Something of a break from the norm for Bangles (no 'The') 'Eternal Flame' jettisoned the soft rock power pop that was their former stock in trade and in favour of a ballad that left the guitars unplugged and them emerging from their garage, blinking into the sunlight all the while; yes, 'Eternal Flame' has a definite vibe of sunshine, but the first thing to notice about this is its metronomic quality. Each note chimes with the precise timekeeping tone of a plucked jewellery box comb. Instead of flowing seamlessly, they shift from A to B in a series of definite steps with gaps of nothing in-between.

It's something that lends itself well to the lyrics, sung here by Susanna Hoffs as more or less a series of short, individual statements - i
n the course of the whole song there are only eleven words of more than one syllable, and even these are broken down into their individual components and dictated like learning English by rote:'Close.
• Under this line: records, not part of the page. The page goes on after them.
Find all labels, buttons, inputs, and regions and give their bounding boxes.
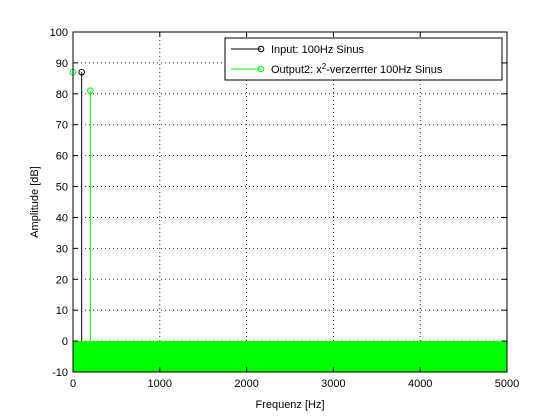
legend-marker	[257, 45, 265, 53]
y-tick-label: 60	[56, 151, 68, 163]
y-tick-label: 80	[56, 89, 68, 101]
y-tick-label: 40	[56, 212, 68, 224]
y-tick-label: 0	[62, 336, 68, 348]
tick-marks: 0 1000 2000 3000 4000 5000-100102030405060708…	[50, 27, 520, 390]
y-tick-label: 70	[56, 120, 68, 132]
legend-entry-label: Output2: x2-verzerrter 100Hz Sinus	[271, 62, 443, 76]
y-tick-label: 30	[56, 243, 68, 255]
stem-marker	[78, 68, 85, 76]
legend-marker	[257, 65, 265, 73]
plot-frame	[72, 31, 508, 373]
y-tick-label: 90	[56, 58, 68, 70]
noise-floor-band	[73, 341, 507, 372]
x-axis-label: Frequenz [Hz]	[255, 399, 324, 411]
x-tick-label: 2000	[234, 378, 258, 390]
x-tick-label: 4000	[408, 378, 432, 390]
x-tick-label: 5000	[495, 378, 519, 390]
x-tick-label: 1000	[148, 378, 172, 390]
y-axis-label: Amplitude [dB]	[29, 166, 41, 238]
legend: Input: 100Hz Sinus Output2: x2-verzerrter…	[224, 37, 503, 81]
y-tick-label: 10	[56, 305, 68, 317]
y-tick-label: 100	[50, 27, 68, 39]
y-tick-label: -10	[52, 367, 68, 379]
plot-area	[73, 32, 507, 372]
y-tick-label: 50	[56, 182, 68, 194]
legend-entry-label: Input: 100Hz Sinus	[271, 44, 364, 56]
legend-box	[224, 37, 503, 81]
stem-marker	[87, 87, 94, 95]
x-tick-label: 3000	[321, 378, 345, 390]
y-tick-label: 20	[56, 274, 68, 286]
x-tick-label: 0	[70, 378, 76, 390]
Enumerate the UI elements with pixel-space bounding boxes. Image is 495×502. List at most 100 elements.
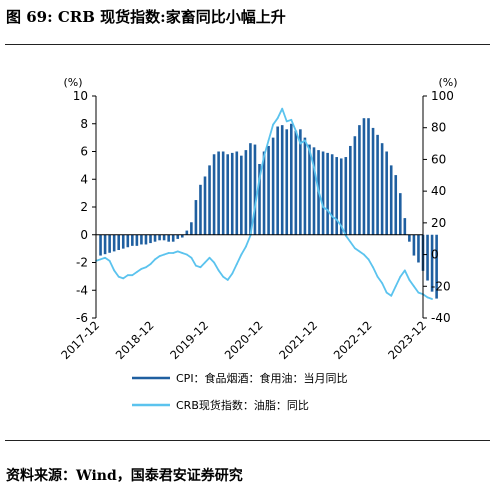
bar — [294, 130, 298, 235]
bar — [131, 234, 134, 246]
bar — [403, 218, 407, 235]
bar — [380, 143, 384, 235]
bar — [299, 129, 302, 235]
left-tick-label: 4 — [80, 172, 88, 186]
bar — [376, 134, 379, 235]
line-point — [376, 275, 379, 278]
line-point — [185, 253, 188, 256]
line-point — [417, 291, 420, 294]
left-tick-label: -2 — [76, 256, 88, 270]
bar — [417, 234, 420, 263]
bottom-rule — [5, 440, 490, 441]
line-point — [226, 279, 229, 281]
bar — [212, 154, 216, 235]
right-tick-label: 0 — [431, 248, 439, 262]
line-series-group — [95, 107, 433, 300]
line-point — [340, 225, 343, 227]
line-point — [140, 267, 143, 270]
line-point — [99, 258, 102, 261]
bar — [353, 136, 357, 235]
line-point — [299, 142, 302, 145]
bar — [394, 175, 398, 235]
legend: CPI：食品烟酒：食用油：当月同比 CRB现货指数：油脂：同比 — [132, 371, 348, 412]
line-point — [367, 258, 370, 261]
bar — [430, 234, 434, 292]
bar — [167, 234, 170, 242]
bar — [339, 158, 343, 235]
top-rule — [5, 44, 490, 45]
bar — [230, 152, 234, 235]
line-point — [331, 215, 334, 218]
bar — [426, 234, 429, 281]
right-axis-unit: (%) — [438, 76, 457, 89]
bar — [171, 234, 175, 242]
line-point — [254, 206, 256, 208]
x-tick-label: 2022-12 — [331, 318, 375, 362]
line-point — [117, 275, 120, 278]
bar — [362, 118, 366, 235]
left-tick-label: 6 — [80, 145, 88, 159]
bar — [258, 163, 261, 235]
bar — [135, 234, 139, 246]
line-point — [353, 247, 356, 250]
bar — [158, 234, 161, 241]
left-tick-label: -6 — [76, 311, 88, 325]
bar — [285, 129, 289, 235]
bar — [371, 127, 375, 235]
source-note: 资料来源：Wind，国泰君安证券研究 — [6, 468, 243, 484]
figure-title: 图 69: CRB 现货指数:家畜同比小幅上升 — [6, 8, 286, 26]
bar-series-group — [99, 118, 438, 299]
right-tick-label: -40 — [431, 311, 451, 325]
bar — [162, 234, 166, 241]
legend-label-line: CRB现货指数：油脂：同比 — [176, 398, 309, 412]
bar — [235, 151, 239, 235]
line-point — [145, 266, 147, 269]
bar — [180, 234, 184, 238]
bar — [117, 234, 121, 251]
line-point — [172, 252, 175, 254]
left-tick-label: 8 — [80, 117, 88, 131]
axes-group: -6-4-20246810(%)-40-20020406080100(%)201… — [58, 76, 457, 362]
left-tick-label: 0 — [80, 228, 88, 242]
bar — [303, 137, 307, 235]
line-point — [413, 285, 415, 288]
bar — [262, 151, 266, 235]
right-tick-label: 60 — [431, 152, 446, 166]
bar — [276, 126, 279, 235]
line-point — [126, 274, 129, 277]
line-point — [149, 263, 152, 265]
bar — [203, 176, 207, 235]
left-tick-label: 2 — [80, 200, 88, 214]
line-point — [195, 264, 197, 267]
bar — [153, 234, 157, 242]
left-axis-unit: (%) — [63, 76, 82, 89]
bar — [385, 151, 388, 235]
line-point — [181, 252, 184, 254]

Your. Eyes. Give. Me. Your. Hand. Dar. Ling. Can. You. Feel. My. Heart. Beat. Ing? Do. You. Un. Der. Stand? - each syllable arrives with it's own stilting anti-tank barrier full stop, a robotic litany that works to prevent any true emotion from breaking through.

Not only that, what also doesn't help on the emotion front is that very same vocal by Hoffs - the thinking of the younger me went 'four women in Bangles and she has the best voice to sing this'?, but looking at it afresh, the song simply wouldn't allow anyone more accomplished to interpret it as they saw fit; it's tied down by its own straitjacket for that. Anyone trying to present the lyric as anything other than clipped statements of intent would soon find themselves lagging behind the hard taskmaster of that mechanical melody; even when the strings swoop down on the middle eight to try to swamp proceedings it's still there, ticking away in the background
(the later cover by Atomic Kitten sidestepped this problem by setting it to a more conventional beat and playing it straight). The only time Hoffs does break ranks to let rip is on the closing 'Flaaaaaaaaaaaaammmmmme', but she aims for a note she wouldn't have reached with a fireman's ladder and instead of an arms aloft cry of ecstasy, it's the cracked and broken tones of someone trying to stretch a pane of glass and it sabotages the big climax that 'Eternal Flame' had been quietly building to.

Reading through the above, I'm conscious that I sound far more mean minded about this than I mean to, especially toward a band trying to break their usual mould. 'Eternal Flame' is a pretty enough song to be sure, as pretty as a music box in fact, but that's about where it ends. There's precious little depth to either music or lyrics to keep you coming back for more. Once you've heard one plink plonk cycle of the verse and chorus then you've generally heard enough and it's time to close the lid.